With the nullification of its regulation looming, the EEOC could either reissue the same regulations but provide more appropriate justification for why a 30% incentive is reasonable and voluntary, allow the regulations to be vacated, or do something else — like issue completely new regulations.

While the current EEOC regulations do use concepts from the HIPAA wellness regulations, they contain differences. For example, the HIPAA regulations limit incentive amounts generally to 30% of the cost of coverage in which the employee is enrolled, while the ADA regulations limit incentive amounts generally to 30% of the lowest cost plan. For more specifics on the differences between the HIPAA, ADA and GINA wellness regulations see our June 17, 2016 FYI In-Depth. Some experts suggest that the EEOC could issue regulations that more closely mirror or adopt the HIPAA wellness regulations or suggest that compliance with the HIPAA regulations would satisfy the ADA and GINA.

Comment. In its initial ruling, the court rejected the EEOC’s argument of harmonizing its regulations with HIPAA, stating that HIPAA does not contain a voluntary requirement, which is statutorily mandated in the ADA and GINA and that HIPAA’s directive — prohibiting health coverage discrimination — differs from the protections of the ADA and GINA. It would seem that Congress could provide a legislative fix, referencing the HIPAA statute. In fact, such legislation has been introduced, but has not progressed. (See our March 6, 2017 and March 27, 2015 issues of Legislate.) It will be interesting to see what strategy the EEOC takes.

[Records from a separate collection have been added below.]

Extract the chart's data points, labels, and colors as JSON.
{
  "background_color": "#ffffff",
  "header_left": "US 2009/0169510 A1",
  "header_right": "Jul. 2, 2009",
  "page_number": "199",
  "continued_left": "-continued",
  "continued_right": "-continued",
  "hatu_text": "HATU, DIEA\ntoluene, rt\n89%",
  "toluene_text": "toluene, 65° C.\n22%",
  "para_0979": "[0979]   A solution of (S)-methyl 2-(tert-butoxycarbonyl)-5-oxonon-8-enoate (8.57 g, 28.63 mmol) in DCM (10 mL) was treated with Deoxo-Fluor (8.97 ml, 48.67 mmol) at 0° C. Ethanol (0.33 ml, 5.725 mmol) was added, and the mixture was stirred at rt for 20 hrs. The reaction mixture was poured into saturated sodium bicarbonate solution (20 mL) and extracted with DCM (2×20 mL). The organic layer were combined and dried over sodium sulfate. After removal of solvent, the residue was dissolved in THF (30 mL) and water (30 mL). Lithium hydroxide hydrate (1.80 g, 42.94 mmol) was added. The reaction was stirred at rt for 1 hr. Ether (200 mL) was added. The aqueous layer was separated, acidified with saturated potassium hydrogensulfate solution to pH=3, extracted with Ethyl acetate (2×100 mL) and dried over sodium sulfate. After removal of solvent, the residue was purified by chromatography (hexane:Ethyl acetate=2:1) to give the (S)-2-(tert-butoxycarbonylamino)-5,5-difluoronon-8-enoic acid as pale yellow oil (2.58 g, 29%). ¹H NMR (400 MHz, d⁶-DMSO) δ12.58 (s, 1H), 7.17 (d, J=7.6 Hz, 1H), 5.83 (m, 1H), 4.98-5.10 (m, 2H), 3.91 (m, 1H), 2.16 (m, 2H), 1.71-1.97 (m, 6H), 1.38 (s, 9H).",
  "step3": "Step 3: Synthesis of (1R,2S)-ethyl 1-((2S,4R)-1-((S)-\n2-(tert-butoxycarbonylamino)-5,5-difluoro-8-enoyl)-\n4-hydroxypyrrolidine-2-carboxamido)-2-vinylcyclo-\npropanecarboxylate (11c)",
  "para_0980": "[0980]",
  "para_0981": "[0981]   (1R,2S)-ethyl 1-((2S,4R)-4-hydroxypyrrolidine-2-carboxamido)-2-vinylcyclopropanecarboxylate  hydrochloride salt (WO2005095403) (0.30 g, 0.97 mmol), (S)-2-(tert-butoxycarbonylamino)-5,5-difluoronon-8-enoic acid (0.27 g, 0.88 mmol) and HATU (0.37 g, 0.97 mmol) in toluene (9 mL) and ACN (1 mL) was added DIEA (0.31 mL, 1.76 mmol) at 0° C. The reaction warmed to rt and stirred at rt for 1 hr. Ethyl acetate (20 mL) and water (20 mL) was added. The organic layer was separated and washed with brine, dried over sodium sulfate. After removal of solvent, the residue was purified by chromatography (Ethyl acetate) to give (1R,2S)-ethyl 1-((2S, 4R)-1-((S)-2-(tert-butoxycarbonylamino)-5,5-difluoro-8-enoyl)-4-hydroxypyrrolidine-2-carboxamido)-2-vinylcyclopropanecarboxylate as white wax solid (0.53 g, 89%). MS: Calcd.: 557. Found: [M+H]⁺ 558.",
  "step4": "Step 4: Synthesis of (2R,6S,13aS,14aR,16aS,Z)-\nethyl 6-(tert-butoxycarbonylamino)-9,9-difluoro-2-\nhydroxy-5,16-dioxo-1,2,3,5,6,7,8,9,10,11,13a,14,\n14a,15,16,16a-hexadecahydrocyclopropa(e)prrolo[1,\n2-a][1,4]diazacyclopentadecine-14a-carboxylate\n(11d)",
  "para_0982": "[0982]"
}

It’s important to note that the order will only vacate the portions of the ADA and GINA regulations that relate to the amount of the incentive. Other requirements, such as the notice requirement, appear to remain in effect and would be required for programs that contain health risk assessments or biometric screenings, even without incentives.


For the time being, the existing ADA and GINA regulations remain in effect. Employers should continue to comply with them but still consider the strategies they might take if the regulations lapse. Will they continue to maintain their programs, provide more aggressive incentives or take a more conservative approach?

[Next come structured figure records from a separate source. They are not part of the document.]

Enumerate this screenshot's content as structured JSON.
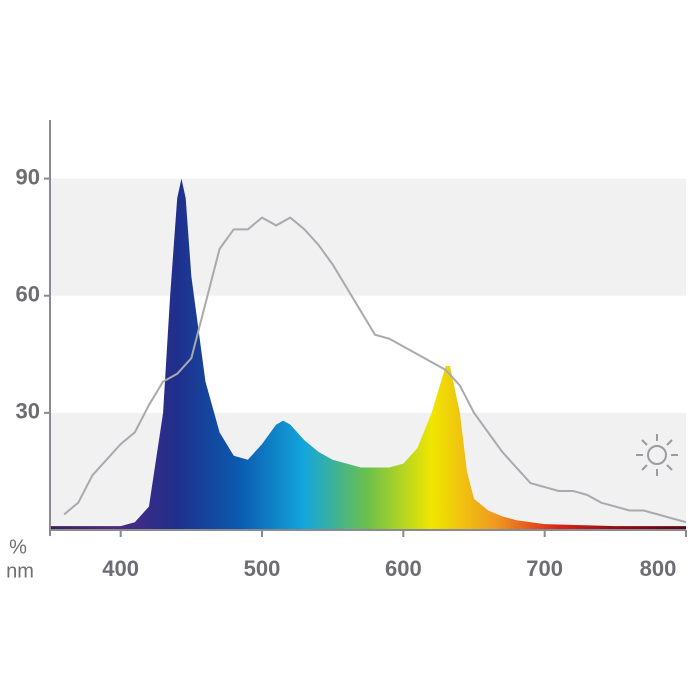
{
  "chart_data": {
    "type": "area",
    "x_unit_label": "nm",
    "y_unit_label": "%",
    "xlim": [
      350,
      800
    ],
    "xticks": [
      400,
      500,
      600,
      700,
      800
    ],
    "ylim": [
      0,
      105
    ],
    "yticks": [
      30,
      60,
      90
    ],
    "grid": "bands",
    "series": [
      {
        "kind": "area",
        "color": [
          "#3a1f5c",
          "#4e2a82",
          "#1f2f8c",
          "#0a5cb0",
          "#14a6dc",
          "#6cc04a",
          "#f0e600",
          "#f09a20",
          "#d8241a",
          "#8a0c10",
          "#5a0818"
        ],
        "x": [
          350,
          360,
          370,
          380,
          390,
          400,
          410,
          420,
          430,
          435,
          440,
          443,
          446,
          450,
          460,
          470,
          480,
          490,
          500,
          510,
          515,
          520,
          530,
          540,
          550,
          560,
          570,
          580,
          590,
          600,
          610,
          620,
          630,
          633,
          640,
          645,
          650,
          660,
          670,
          680,
          700,
          750,
          800
        ],
        "values": [
          1,
          1,
          1,
          1,
          1,
          1,
          2,
          6,
          30,
          60,
          85,
          90,
          85,
          65,
          38,
          25,
          19,
          18,
          22,
          27,
          28,
          27,
          23,
          20,
          18,
          17,
          16,
          16,
          16,
          17,
          21,
          30,
          42,
          42,
          30,
          15,
          8,
          5,
          3.5,
          2.5,
          1.5,
          1,
          1
        ]
      },
      {
        "kind": "line",
        "color": "#a9a9ae",
        "x": [
          360,
          370,
          380,
          390,
          400,
          410,
          420,
          430,
          440,
          450,
          460,
          470,
          480,
          490,
          500,
          510,
          520,
          530,
          540,
          550,
          560,
          570,
          580,
          590,
          600,
          610,
          620,
          630,
          640,
          650,
          660,
          670,
          680,
          690,
          700,
          710,
          720,
          730,
          740,
          750,
          760,
          770,
          780,
          790,
          800
        ],
        "values": [
          4,
          7,
          14,
          18,
          22,
          25,
          32,
          38,
          40,
          44,
          58,
          72,
          77,
          77,
          80,
          78,
          80,
          77,
          73,
          68,
          62,
          56,
          50,
          49,
          47,
          45,
          43,
          41,
          37,
          30,
          25,
          20,
          16,
          12,
          11,
          10,
          10,
          9,
          7,
          6,
          5,
          5,
          4,
          3,
          2
        ]
      }
    ]
  }
}
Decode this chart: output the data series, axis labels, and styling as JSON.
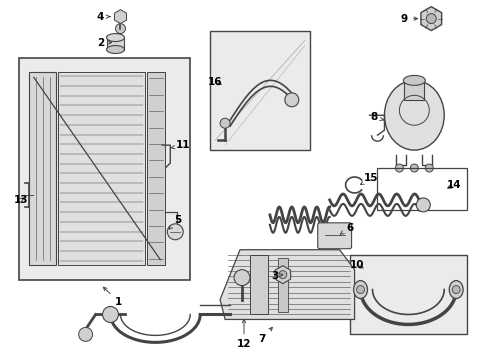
{
  "bg_color": "#ffffff",
  "line_color": "#444444",
  "label_color": "#000000",
  "fig_w": 4.89,
  "fig_h": 3.6,
  "dpi": 100
}
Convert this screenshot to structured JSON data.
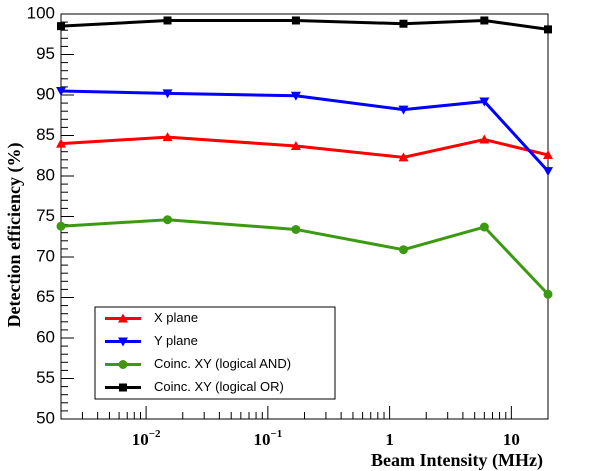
{
  "chart_data": {
    "type": "line",
    "title": "",
    "xlabel": "Beam Intensity (MHz)",
    "ylabel": "Detection efficiency (%)",
    "x_scale": "log",
    "xlim": [
      0.002,
      20
    ],
    "ylim": [
      50,
      100
    ],
    "grid": false,
    "legend_position": "bottom-left",
    "x": [
      0.002,
      0.015,
      0.17,
      1.3,
      6,
      20
    ],
    "y_ticks": [
      50,
      55,
      60,
      65,
      70,
      75,
      80,
      85,
      90,
      95,
      100
    ],
    "x_ticks": [
      {
        "value": 0.01,
        "base": "10",
        "exp": "−2"
      },
      {
        "value": 0.1,
        "base": "10",
        "exp": "−1"
      },
      {
        "value": 1,
        "base": "1",
        "exp": ""
      },
      {
        "value": 10,
        "base": "10",
        "exp": ""
      }
    ],
    "series": [
      {
        "name": "X plane",
        "color": "#ff0000",
        "marker": "triangle-up",
        "values": [
          84.0,
          84.8,
          83.7,
          82.3,
          84.5,
          82.6
        ]
      },
      {
        "name": "Y plane",
        "color": "#0000ff",
        "marker": "triangle-down",
        "values": [
          90.5,
          90.2,
          89.9,
          88.2,
          89.2,
          80.6
        ]
      },
      {
        "name": "Coinc. XY (logical AND)",
        "color": "#3c9a12",
        "marker": "circle",
        "values": [
          73.8,
          74.6,
          73.4,
          70.9,
          73.7,
          65.4
        ]
      },
      {
        "name": "Coinc. XY (logical OR)",
        "color": "#000000",
        "marker": "square",
        "values": [
          98.5,
          99.2,
          99.2,
          98.8,
          99.2,
          98.1
        ]
      }
    ]
  }
}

Comment. Without any regulations, the employee benefits community could slip back into the more litigious environment that existed prior to the issuance of the current regulations. But this time, given the history with the regulations and new leadership in the White House and at the EEOC, it’s possible the agency might be more reluctant to bring complaints. It’s also important for employers to consider their employee population and whether a more aggressive incentive could impact employee morale.

EEOC and Litigation
Individuals bringing an ADA or GINA claim generally must file a charge with the EEOC within 180 days of the alleged violation. After investigation, the EEOC will either file a lawsuit or issue a “Notice of Right to Sue” letter (often referred to as a right to sue letter), allowing the individual who brought the charge to file a lawsuit within 90 days. Remedies available under Title VII of the Civil Rights Act of 1964 are also available for ADA and GINA, meaning that, for employers with more than 500 employees, each individual can recover up to $300,000 in damages from an employer on account of a successful ADA or GINA claim.

In Closing

For the moment, the ADA and GINA wellness program rules remain in play. While interaction between HIPAA, ADA and GINA create some challenges for employer-provided wellness programs, the current ADA and GINA rules provide a roadmap for acceptable incentive limits. Without that roadmap, some employers may feel lost. If the ADA and GINA regulations lapse without a replacement, employers will need to address their wellness program designs to determine comfort level and any associated risk (e.g., employee morale) with incentive limits. Some may reset and take a more conservative approach; others might stay the course or provide more aggressive designs.